Cannabis is currently considered illegal under the federal Controlled Substances Act. Therefore, financial institutions providing banking services to legitimate and licensed marijuana businesses are subject to criminal prosecution.
According to a statement from the office of Congressman Ed Perlmutter, D-Colorado, since state and federal law are not aligned on the issue, legal and legitimate businesses are forced to operate on a cash-only basis, creating a serious public safety risk for employees, businesses, and communities as well as providing an opportunity for tax evasion, money laundering, and other white-collar crimes. The SAFE Banking Act is seen as the first of many cannabis reform measures, his office said.
With 152 cosponsors at the time of the committee vote—over a third of the entire House—the bill will next move to the floor of the House.
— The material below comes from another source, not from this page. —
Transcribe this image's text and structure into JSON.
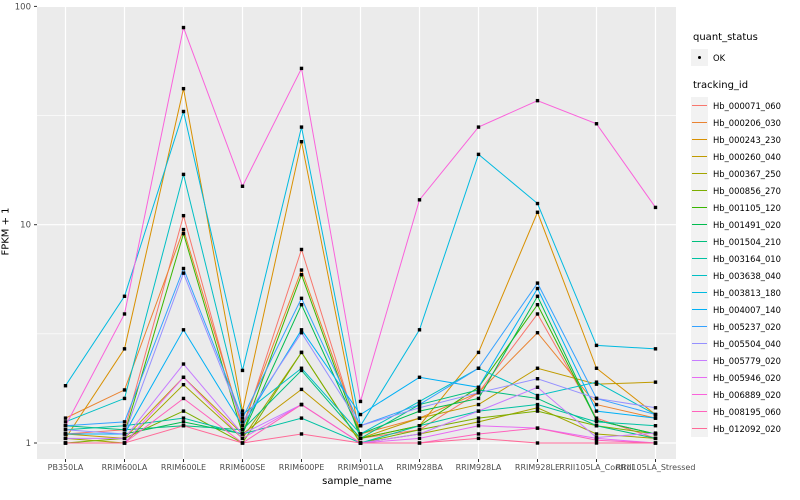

A Senate companion bill is also expected to be introduced in the coming weeks.
"Government regulators have deemed cannabis business owners to have certain reputational risks.… Allowing these businesses access to the safety of our American financial institutions minimizes risk for owners and enhances our national security," said Congressman Warren Davidson, R-Ohio.
A draft version of the SAFE Banking Act was discussed during the first-ever congressional hearing about cannabis banking on February 13, 2019. Compared to previous iterations of the bill, the SAFE Banking Act of 2019 adds protection for ancillary businesses like real estate owners, accountants, and other vendors from money laundering and other laws as well as adjusts the tribal language and the definition of "cannabis-related legitimate business." The final version of H.R. 1595, voted on in committee, also includes two provisions aimed at expanding access to financial services for minority-owned and women-owned cannabis-related businesses.
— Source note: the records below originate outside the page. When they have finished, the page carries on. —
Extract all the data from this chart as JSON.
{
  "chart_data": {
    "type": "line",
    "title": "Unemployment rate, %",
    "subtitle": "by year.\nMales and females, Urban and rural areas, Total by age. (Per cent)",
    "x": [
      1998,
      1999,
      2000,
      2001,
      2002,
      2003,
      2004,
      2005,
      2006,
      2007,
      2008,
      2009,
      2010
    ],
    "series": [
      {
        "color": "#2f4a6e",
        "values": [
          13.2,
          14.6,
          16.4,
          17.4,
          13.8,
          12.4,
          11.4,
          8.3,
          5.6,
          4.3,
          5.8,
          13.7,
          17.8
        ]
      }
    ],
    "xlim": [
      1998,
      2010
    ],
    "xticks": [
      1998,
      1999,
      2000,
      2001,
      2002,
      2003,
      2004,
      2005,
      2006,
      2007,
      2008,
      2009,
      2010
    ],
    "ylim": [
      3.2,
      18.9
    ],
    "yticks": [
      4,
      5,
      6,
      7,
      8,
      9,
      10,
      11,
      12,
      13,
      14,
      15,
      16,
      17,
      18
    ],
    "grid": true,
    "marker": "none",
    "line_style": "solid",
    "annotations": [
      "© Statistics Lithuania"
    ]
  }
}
Cannabis and Captive Insurance
There are few, if any, cannabis captives licensed in the United States. This stems mainly from the fact that cannabis use/ownership/distribution is illegal at the federal level due to its classification as a Schedule I substance under the Controlled Substances Act of 1970. Simply put, financial institutions face significant risk for violating federal law if they offer banking services to marijuana-related businesses, according to the American Bankers Association. Ostensibly, this is something most captive regulators in the United States would rather not deal with.
On a recent panel at the Captive Insurance Companies Association Conference, David Provost, Vermont's top captive regulator, said the "SAFE Banking Act might open doors for captives insuring cannabis."
On the same panel, Nancy Gray, regional managing director Americas, Aon Insurance Managers—Vermont said, "Captives have a long history of responding to emerging risks where you can't purchase insurance in the traditional marketplace." She doesn’t believe that the cannabis industry and some of its coverage needs are any different, and she expects if Aon were to proceed with a cannabis captive, it would be offshore.
Mr. Provost added, "Once cannabis becomes legal or taken off Schedule I, the traditional market will step in, and maybe there won't be a need for captives. Right now, the cannabis business is just cut out of normal [insurance] policies with [policy] exclusions, just erase the exclusions and you're done."